Semiotics as the “science of signs” generally involves the study of any medium as a “sign system”, and semioticians commonly refer to all types of medium as “texts”. Ferdinand de Saussure and Charles Sanders Peirce initially developed the principles of semiology for application to language. The semiotic theories of Roland Barthes, Algirdas Greimas, and Umberto Eco extended these ideas to different types of messages, including architectural works.

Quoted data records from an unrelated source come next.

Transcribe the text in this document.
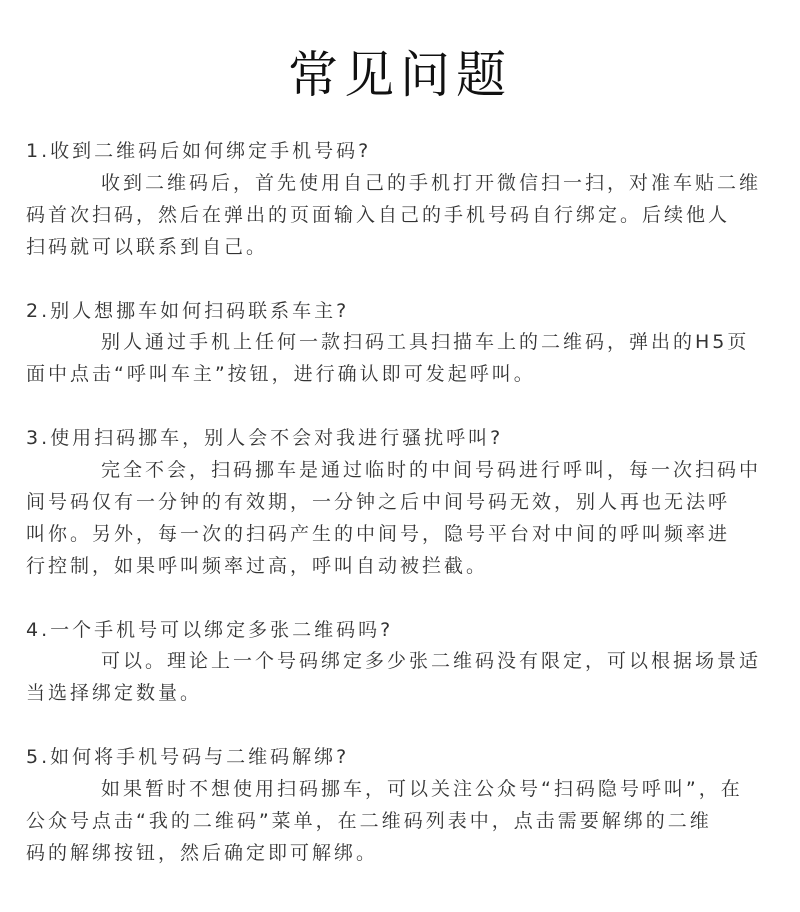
常见问题
1.收到二维码后如何绑定手机号码?
收到二维码后，首先使用自己的手机打开微信扫一扫，对准车贴二维
码首次扫码，然后在弹出的页面输入自己的手机号码自行绑定。后续他人
扫码就可以联系到自己。
2.别人想挪车如何扫码联系车主?
别人通过手机上任何一款扫码工具扫描车上的二维码，弹出的H5页
面中点击“呼叫车主”按钮，进行确认即可发起呼叫。
3.使用扫码挪车，别人会不会对我进行骚扰呼叫?
完全不会，扫码挪车是通过临时的中间号码进行呼叫，每一次扫码中
间号码仅有一分钟的有效期，一分钟之后中间号码无效，别人再也无法呼
叫你。另外，每一次的扫码产生的中间号，隐号平台对中间的呼叫频率进
行控制，如果呼叫频率过高，呼叫自动被拦截。
4.一个手机号可以绑定多张二维码吗?
可以。理论上一个号码绑定多少张二维码没有限定，可以根据场景适
当选择绑定数量。
5.如何将手机号码与二维码解绑?
如果暂时不想使用扫码挪车，可以关注公众号“扫码隐号呼叫”，在
公众号点击“我的二维码”菜单，在二维码列表中，点击需要解绑的二维
码的解绑按钮，然后确定即可解绑。
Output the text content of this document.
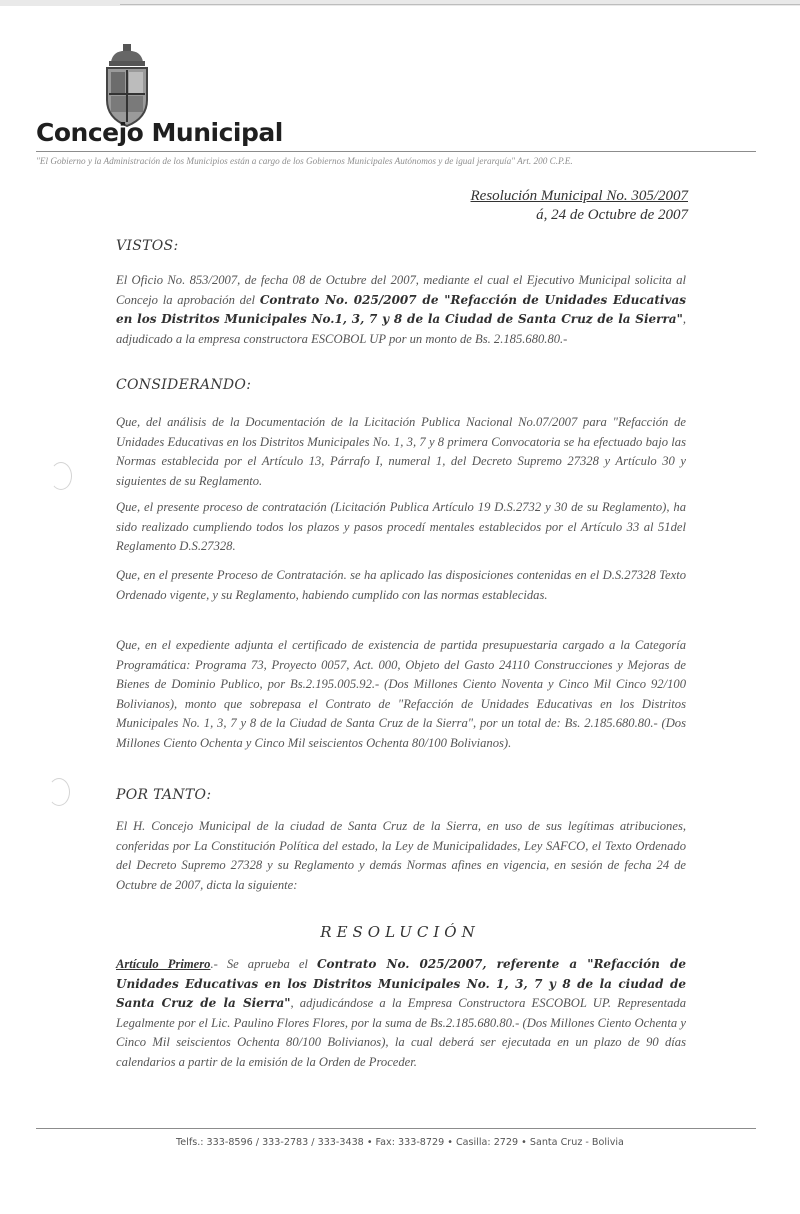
Concejo Municipal
"El Gobierno y la Administración de los Municipios están a cargo de los Gobiernos Municipales Autónomos y de igual jerarquía" Art. 200 C.P.E.
Resolución Municipal No. 305/2007
á, 24 de Octubre de 2007
VISTOS:
El Oficio No. 853/2007, de fecha 08 de Octubre del 2007, mediante el cual el Ejecutivo Municipal solicita al Concejo la aprobación del Contrato No. 025/2007 de "Refacción de Unidades Educativas en los Distritos Municipales No.1, 3, 7 y 8 de la Ciudad de Santa Cruz de la Sierra", adjudicado a la empresa constructora ESCOBOL UP por un monto de Bs. 2.185.680.80.-
CONSIDERANDO:
Que, del análisis de la Documentación de la Licitación Publica Nacional No.07/2007 para "Refacción de Unidades Educativas en los Distritos Municipales No. 1, 3, 7 y 8 primera Convocatoria se ha efectuado bajo las Normas establecida por el Artículo 13, Párrafo I, numeral 1, del Decreto Supremo 27328 y Artículo 30 y siguientes de su Reglamento.
Que, el presente proceso de contratación (Licitación Publica Artículo 19 D.S.2732 y 30 de su Reglamento), ha sido realizado cumpliendo todos los plazos y pasos procedí mentales establecidos por el Artículo 33 al 51del Reglamento D.S.27328.
Que, en el presente Proceso de Contratación. se ha aplicado las disposiciones contenidas en el D.S.27328 Texto Ordenado vigente, y su Reglamento, habiendo cumplido con las normas establecidas.
Que, en el expediente adjunta el certificado de existencia de partida presupuestaria cargado a la Categoría Programática: Programa 73, Proyecto 0057, Act. 000, Objeto del Gasto 24110 Construcciones y Mejoras de Bienes de Dominio Publico, por Bs.2.195.005.92.- (Dos Millones Ciento Noventa y Cinco Mil Cinco 92/100 Bolivianos), monto que sobrepasa el Contrato de "Refacción de Unidades Educativas en los Distritos Municipales No. 1, 3, 7 y 8 de la Ciudad de Santa Cruz de la Sierra", por un total de: Bs. 2.185.680.80.- (Dos Millones Ciento Ochenta y Cinco Mil seiscientos Ochenta 80/100 Bolivianos).
POR TANTO:
El H. Concejo Municipal de la ciudad de Santa Cruz de la Sierra, en uso de sus legítimas atribuciones, conferidas por La Constitución Política del estado, la Ley de Municipalidades, Ley SAFCO, el Texto Ordenado del Decreto Supremo 27328 y su Reglamento y demás Normas afines en vigencia, en sesión de fecha 24 de Octubre de 2007, dicta la siguiente:
RESOLUCIÓN
Artículo Primero.- Se aprueba el Contrato No. 025/2007, referente a "Refacción de Unidades Educativas en los Distritos Municipales No. 1, 3, 7 y 8 de la ciudad de Santa Cruz de la Sierra", adjudicándose a la Empresa Constructora ESCOBOL UP. Representada Legalmente por el Lic. Paulino Flores Flores, por la suma de Bs.2.185.680.80.- (Dos Millones Ciento Ochenta y Cinco Mil seiscientos Ochenta 80/100 Bolivianos), la cual deberá ser ejecutada en un plazo de 90 días calendarios a partir de la emisión de la Orden de Proceder.
Telfs.: 333-8596 / 333-2783 / 333-3438 • Fax: 333-8729 • Casilla: 2729 • Santa Cruz - Bolivia
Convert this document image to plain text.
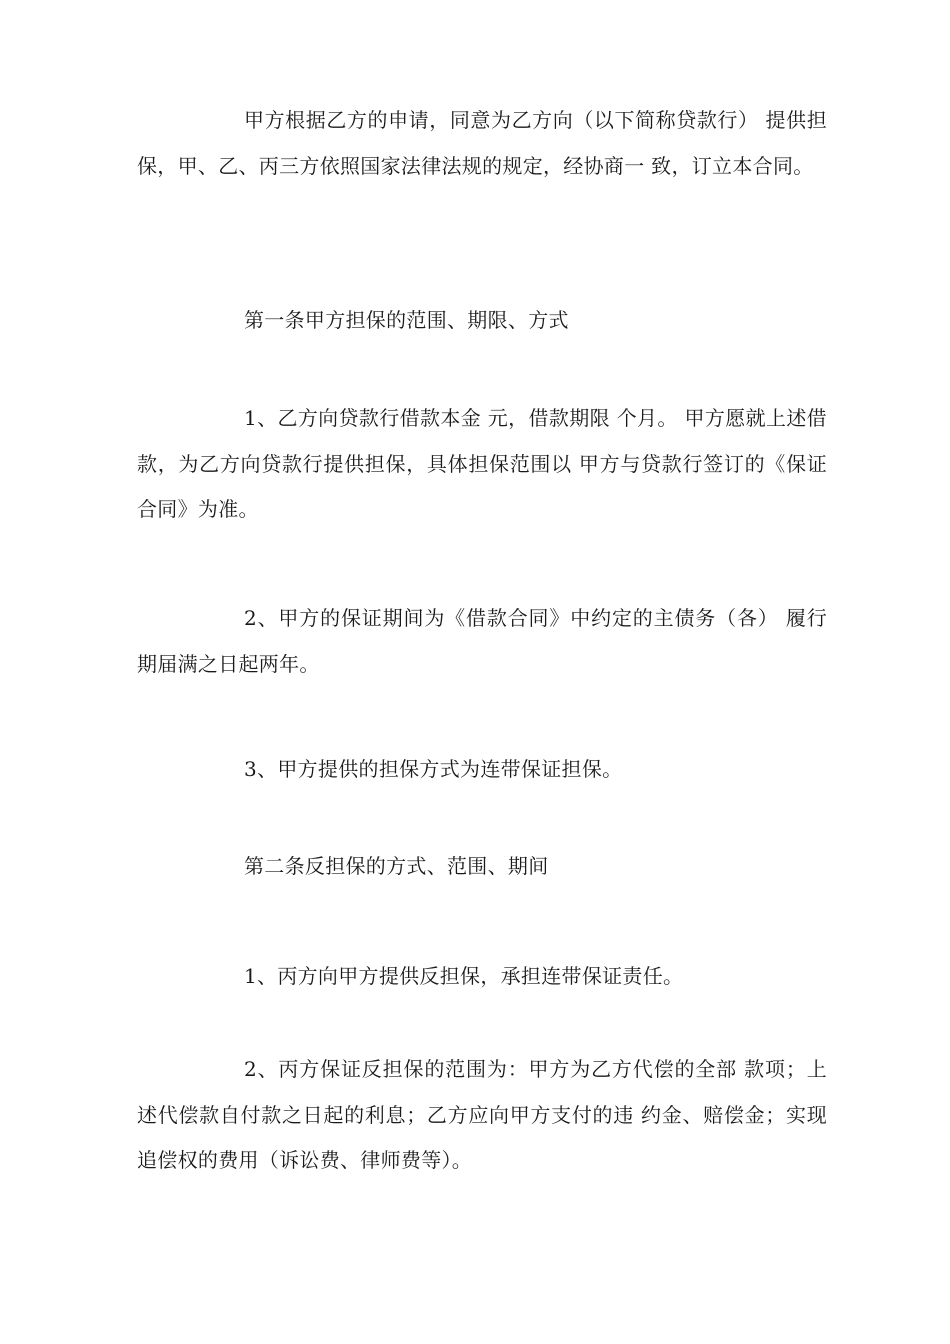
甲方根据乙方的申请，同意为乙方向（以下简称贷款行） 提供担保，甲、乙、丙三方依照国家法律法规的规定，经协商一 致，订立本合同。

第一条甲方担保的范围、期限、方式

1、乙方向贷款行借款本金 元，借款期限 个月。 甲方愿就上述借款，为乙方向贷款行提供担保，具体担保范围以 甲方与贷款行签订的《保证合同》为准。

2、甲方的保证期间为《借款合同》中约定的主债务（各） 履行期届满之日起两年。

3、甲方提供的担保方式为连带保证担保。

第二条反担保的方式、范围、期间

1、丙方向甲方提供反担保，承担连带保证责任。

2、丙方保证反担保的范围为：甲方为乙方代偿的全部 款项；上述代偿款自付款之日起的利息；乙方应向甲方支付的违 约金、赔偿金；实现追偿权的费用（诉讼费、律师费等）。
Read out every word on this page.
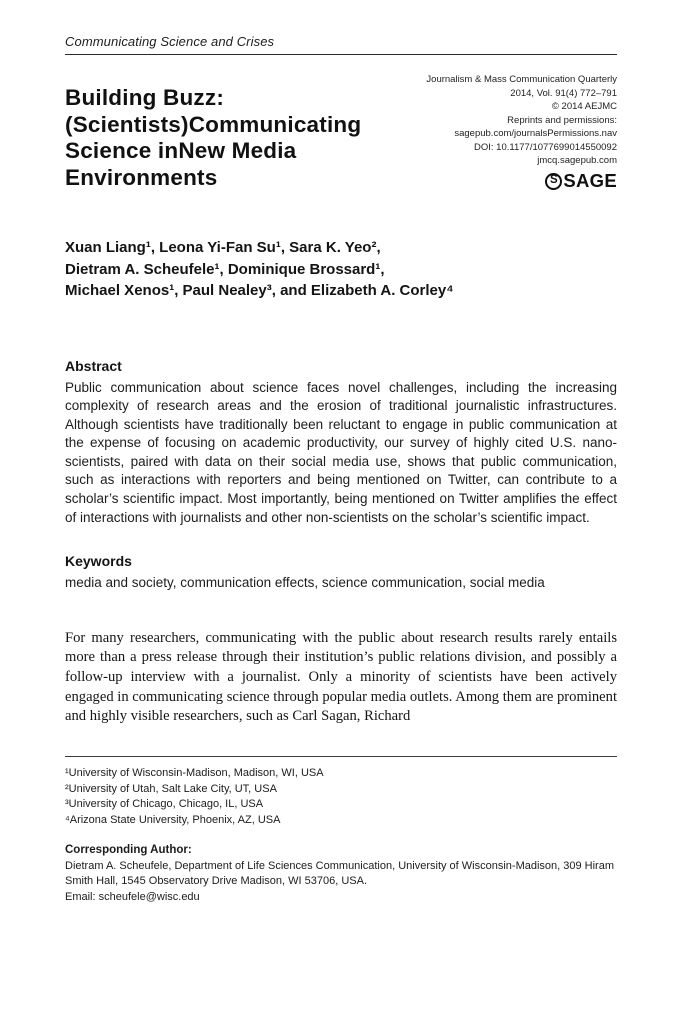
Communicating Science and Crises
Building Buzz: (Scientists)Communicating Science inNew Media Environments
Journalism & Mass Communication Quarterly
2014, Vol. 91(4) 772–791
© 2014 AEJMC
Reprints and permissions:
sagepub.com/journalsPermissions.nav
DOI: 10.1177/1077699014550092
jmcq.sagepub.com
S SAGE
Xuan Liang¹, Leona Yi-Fan Su¹, Sara K. Yeo²,
Dietram A. Scheufele¹, Dominique Brossard¹,
Michael Xenos¹, Paul Nealey³, and Elizabeth A. Corley⁴
Abstract

Public communication about science faces novel challenges, including the increasing complexity of research areas and the erosion of traditional journalistic infrastructures. Although scientists have traditionally been reluctant to engage in public communication at the expense of focusing on academic productivity, our survey of highly cited U.S. nano-scientists, paired with data on their social media use, shows that public communication, such as interactions with reporters and being mentioned on Twitter, can contribute to a scholar’s scientific impact. Most importantly, being mentioned on Twitter amplifies the effect of interactions with journalists and other non-scientists on the scholar’s scientific impact.

Keywords

media and society, communication effects, science communication, social media

For many researchers, communicating with the public about research results rarely entails more than a press release through their institution’s public relations division, and possibly a follow-up interview with a journalist. Only a minority of scientists have been actively engaged in communicating science through popular media outlets. Among them are prominent and highly visible researchers, such as Carl Sagan, Richard

¹University of Wisconsin-Madison, Madison, WI, USA
²University of Utah, Salt Lake City, UT, USA
³University of Chicago, Chicago, IL, USA
⁴Arizona State University, Phoenix, AZ, USA
Corresponding Author:
Dietram A. Scheufele, Department of Life Sciences Communication, University of Wisconsin-Madison, 309 Hiram Smith Hall, 1545 Observatory Drive Madison, WI 53706, USA.
Email: scheufele@wisc.edu
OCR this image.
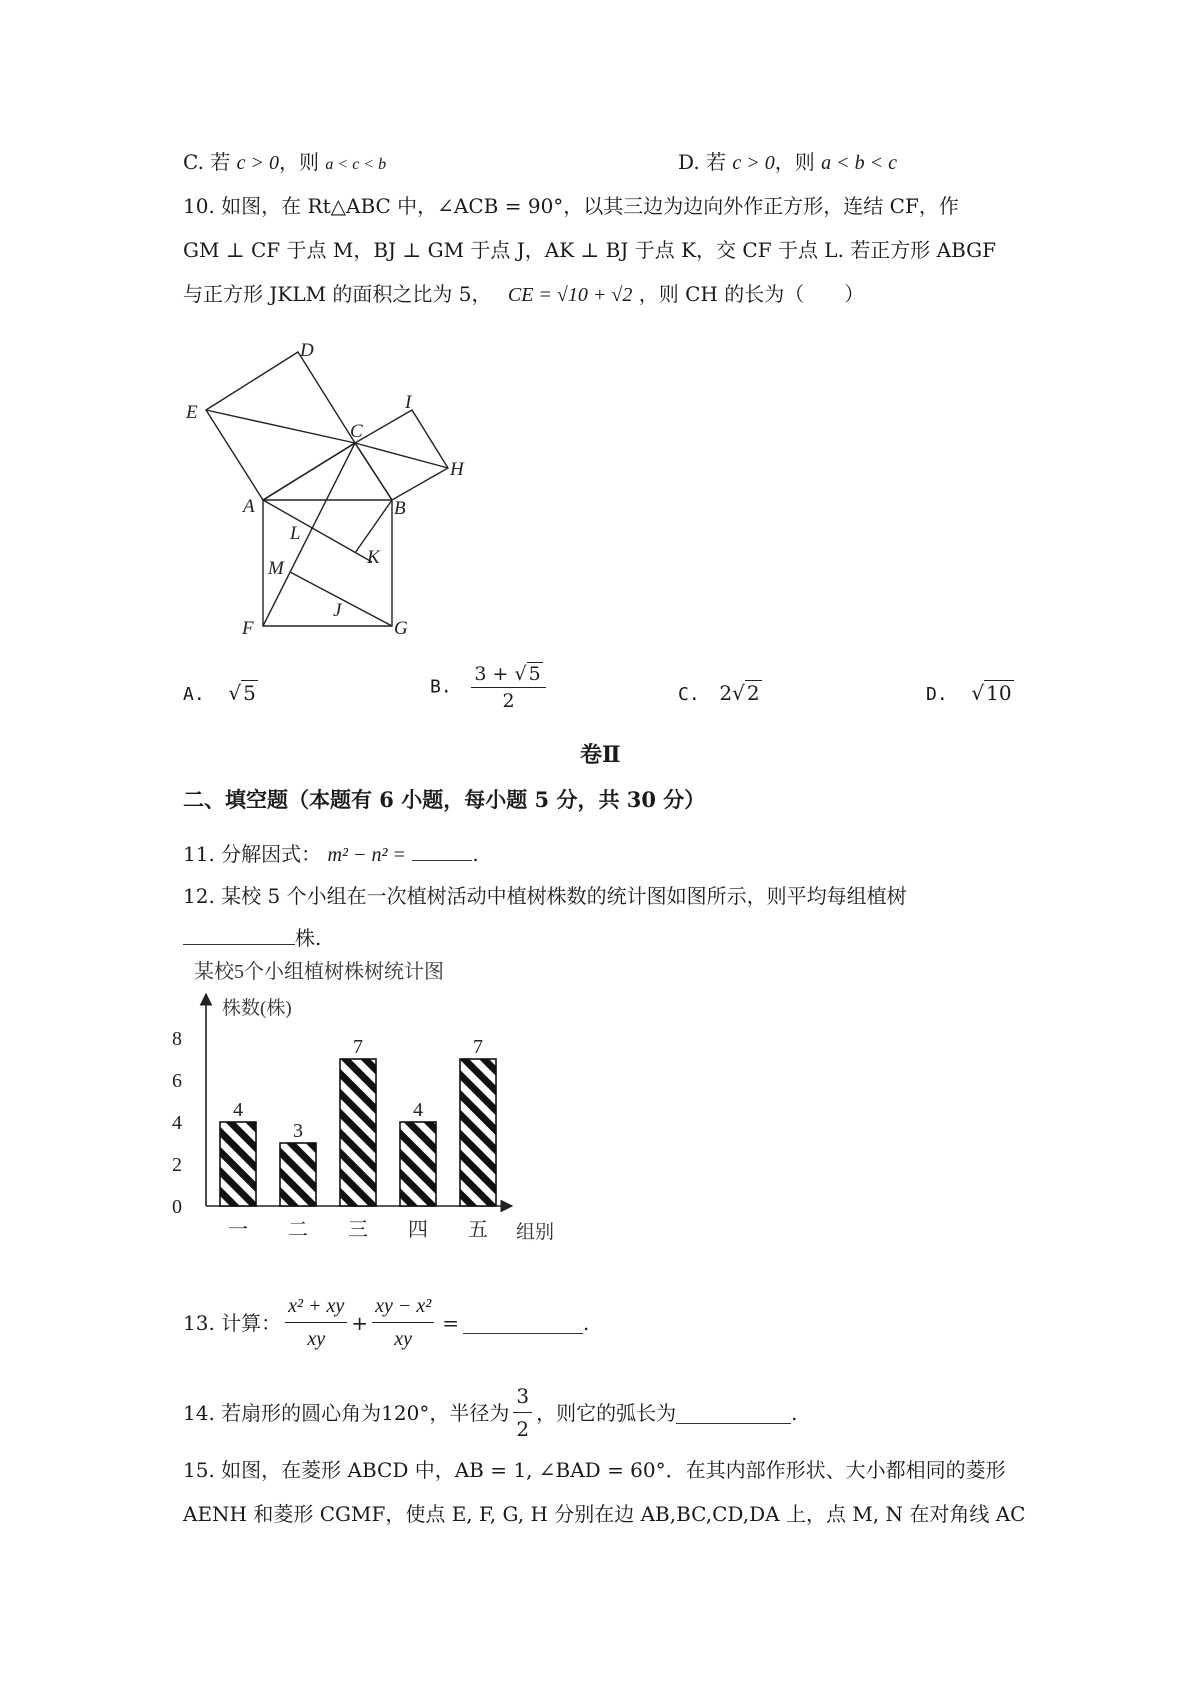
C. 若 c > 0，则 a < c < b	D. 若 c > 0，则 a < b < c
10. 如图，在 Rt△ABC 中，∠ACB = 90°，以其三边为边向外作正方形，连结 CF，作
GM ⊥ CF 于点 M，BJ ⊥ GM 于点 J，AK ⊥ BJ 于点 K，交 CF 于点 L. 若正方形 ABGF
与正方形 JKLM 的面积之比为 5， CE = √10 + √2 ，则 CH 的长为（　　）
D
E	I
C
H
A	B
L
K
M
J
F	G
A. √ 5	B. $\frac{3 + √ 5}{2}$	C. 2√ 2	D. √ 10
卷Ⅱ
二、填空题（本题有 6 小题，每小题 5 分，共 30 分）
11. 分解因式： m² − n² =	.
12. 某校 5 个小组在一次植树活动中植树株数的统计图如图所示，则平均每组植树
株.
某校5个小组植树株树统计图
株数(株)
组别
0
2
4
6
8
4
一
3
二
7
三
4
四
7
五
13. 计算： $\frac{\text{x² + xy}}{xy} + \frac{\text{xy − x²}}{xy}$ =	.
14. 若扇形的圆心角为120°，半径为 $\frac{3}{2}$ ，则它的弧长为	.
15. 如图，在菱形 ABCD 中，AB = 1, ∠BAD = 60°．在其内部作形状、大小都相同的菱形
AENH 和菱形 CGMF，使点 E, F, G, H 分别在边 AB,BC,CD,DA 上，点 M, N 在对角线 AC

In 1976, Gerard Lukken and Mark Searle of the Dutch group Semanet developed the Greimassian semiotic theory into a usable method for analyzing the Church of Saints Peter and Paul in Tilburg.
Architecture can establish new sources of knowledge by shifting the focus from styles and techniques to content and meaning.
Therefore, this essay aims to study the use of religious space as a visual message.
Semiotic tools were employed to demonstrate how the formal expression of architectural works formulates meaning to create corresponding readings of a reference object.
The essay has the following goals:
(1) to show that architectural language used to comment on this building could be read as text
(2) to explore the formal expression of the building from a semiotic perspective.
Semiotic concepts are used as tools for understanding religious architectural works and architecture is examined as a language.
The analysis of the forms, structures, and organizations of each case study building is performed after a brief proposal is given on how the semiotic concepts are employed to interpret by using the method invented by Gerard Lukken and Mark Searle, considering the form of the expression and the form of the content.
Semiotic decoding of architectural forms facilitates both reading and interpretation.
Church buildings may become legible while the application of semiology in architecture enhances our movement within a sacred space and enables believers and visitors to make better use of its facilities.
This paper does not offer a definitive reading of any sacred building but explores built structures of signification that make any reading possible.